Henryk M. Broder / 19.06.2017 / 06:29 / Foto: Oxfordian Kissuth / 12 / Seite ausdrucken

WDR-Affäre: Betreuter Antisemitismus

Ich war eben kurz in Köln und habe dort jemand getroffen, der sich im Innenleben des WDR gut auskennt. Dort werde derzeit überlegt, erfuhr ich von dieser Person, wie man die Doku "Auserwählt und ausgegrenzt - Der Hass auf Juden in Europa"die man eigentlich nicht zeigen wollte, doch zeigen und dabei den Film und die Filmemacher zugleich plattmachen könnte. Erstens durch eine anschließende Diskussionsrunde bei Maischberger, wie sonst auch bei "kontroversen" Themen, wobei man zur Zeit noch nicht weiß, mit wem man die Stelle des "kritischen Juden" besetzten soll; und zweitens durch eine "Nachbearbeitung" des Films, quasi durch "Fußnoten", die in den Film integriert werden sollen. Damit der Zuschauer sich leichter eine Meinung bilden kann. 

Wenn das stimmt, dann würde es die vieldeutige Bemerkung am Ende der Pressemitteilung erklären, wonach  die Mängel der Dokumentation im Verlauf des Abends deshalb thematisiert und kommentiert werden sollen. Was man sowohl auf die Runde bei Maischberger wie auch auf direkte Eingriffe in den Film beziehen kann.

Und wenn das zutrifft, dann wäre es ein rundum ungeheuerlicher Eingriff, sowohl in das Werk der Filmautoren wie auch in die Urteilsfähigkeit der Zuschauer, die vom WDR für zu blöd gehalten würden, sich selbst ein Urteil bilden zu können. So etwas hat es bis jetzt nur bei Dokus aus der NS-Propagandaküche gegeben, die mit begleitenden Anmerkungen denazifiziert wurden. Und bei der "kritischen" Ausgabe von "Mein Kampf".
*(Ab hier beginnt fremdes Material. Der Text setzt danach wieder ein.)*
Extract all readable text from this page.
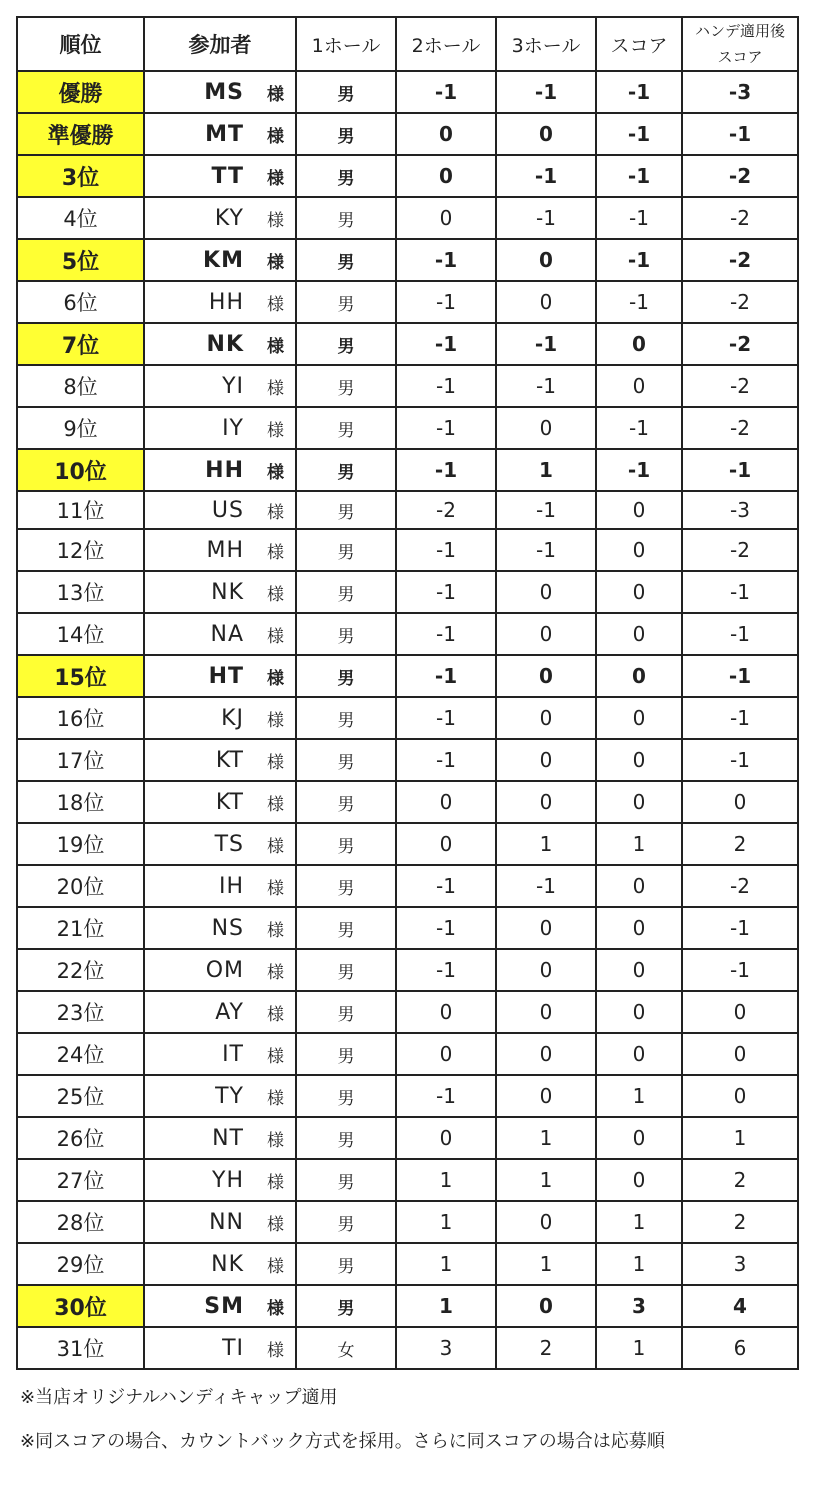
順位	参加者		1ホール	2ホール	3ホール	スコア	ハンデ適用後
スコア	

優勝	MS	様	男	-1	-1	-1	-3	
準優勝	MT	様	男	0	0	-1	-1	
3位	TT	様	男	0	-1	-1	-2	
4位	KY	様	男	0	-1	-1	-2	
5位	KM	様	男	-1	0	-1	-2	
6位	HH	様	男	-1	0	-1	-2	
7位	NK	様	男	-1	-1	0	-2	
8位	YI	様	男	-1	-1	0	-2	
9位	IY	様	男	-1	0	-1	-2	
10位	HH	様	男	-1	1	-1	-1	
11位	US	様	男	-2	-1	0	-3	
12位	MH	様	男	-1	-1	0	-2	
13位	NK	様	男	-1	0	0	-1	
14位	NA	様	男	-1	0	0	-1	
15位	HT	様	男	-1	0	0	-1	
16位	KJ	様	男	-1	0	0	-1	
17位	KT	様	男	-1	0	0	-1	
18位	KT	様	男	0	0	0	0	
19位	TS	様	男	0	1	1	2	
20位	IH	様	男	-1	-1	0	-2	
21位	NS	様	男	-1	0	0	-1	
22位	OM	様	男	-1	0	0	-1	
23位	AY	様	男	0	0	0	0	
24位	IT	様	男	0	0	0	0	
25位	TY	様	男	-1	0	1	0	
26位	NT	様	男	0	1	0	1	
27位	YH	様	男	1	1	0	2	
28位	NN	様	男	1	0	1	2	
29位	NK	様	男	1	1	1	3	
30位	SM	様	男	1	0	3	4	
31位	TI	様	女	3	2	1	6	
※当店オリジナルハンディキャップ適用
※同スコアの場合、カウントバック方式を採用。さらに同スコアの場合は応募順
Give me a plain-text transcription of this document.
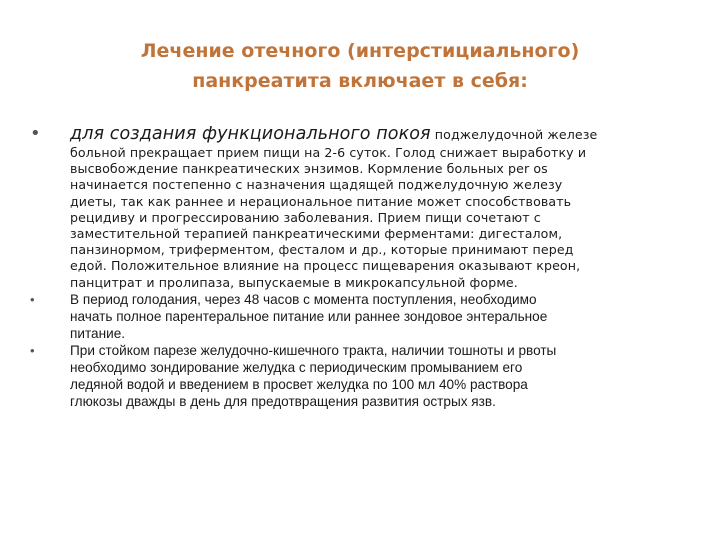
Лечение отечного (интерстициального)
панкреатита включает в себя:
• для создания функционального покоя поджелудочной железе
больной прекращает прием пищи на 2-6 суток. Голод снижает выработку и
высвобождение панкреатических энзимов. Кормление больных per os
начинается постепенно с назначения щадящей поджелудочную железу
диеты, так как раннее и нерациональное питание может способствовать
рецидиву и прогрессированию заболевания. Прием пищи сочетают с
заместительной терапией панкреатическими ферментами: дигесталом,
панзинормом, триферментом, фесталом и др., которые принимают перед
едой. Положительное влияние на процесс пищеварения оказывают креон,
панцитрат и пролипаза, выпускаемые в микрокапсульной форме.
•	В период голодания, через 48 часов с момента поступления, необходимо
начать полное парентеральное питание или раннее зондовое энтеральное
питание.
•	При стойком парезе желудочно-кишечного тракта, наличии тошноты и рвоты
необходимо зондирование желудка с периодическим промыванием его
ледяной водой и введением в просвет желудка по 100 мл 40% раствора
глюкозы дважды в день для предотвращения развития острых язв.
Man könnte, um Karl Kraus zu aktualisieren, sagen, dass der Skandal dort anfängt, wo der WDR unter dem Regime seines charismatischen Intendanten versucht, ihm ein Ende zu machen. Man könnte auch von einem Fall "betreuten Antisemitismus" sprechen. Ja, der Antisemitismus ist eine viel zu ernste Sache, als dass man sie den Nazis und den Neonazis überlassen könnte.

Leserpost (12)
Wolfgang Richter / 20.06.2017

Die Republik des betreuten Denkens gewinnt immer mehr an Form. Und der Michel nimmt es hin, zumindest überwiegend.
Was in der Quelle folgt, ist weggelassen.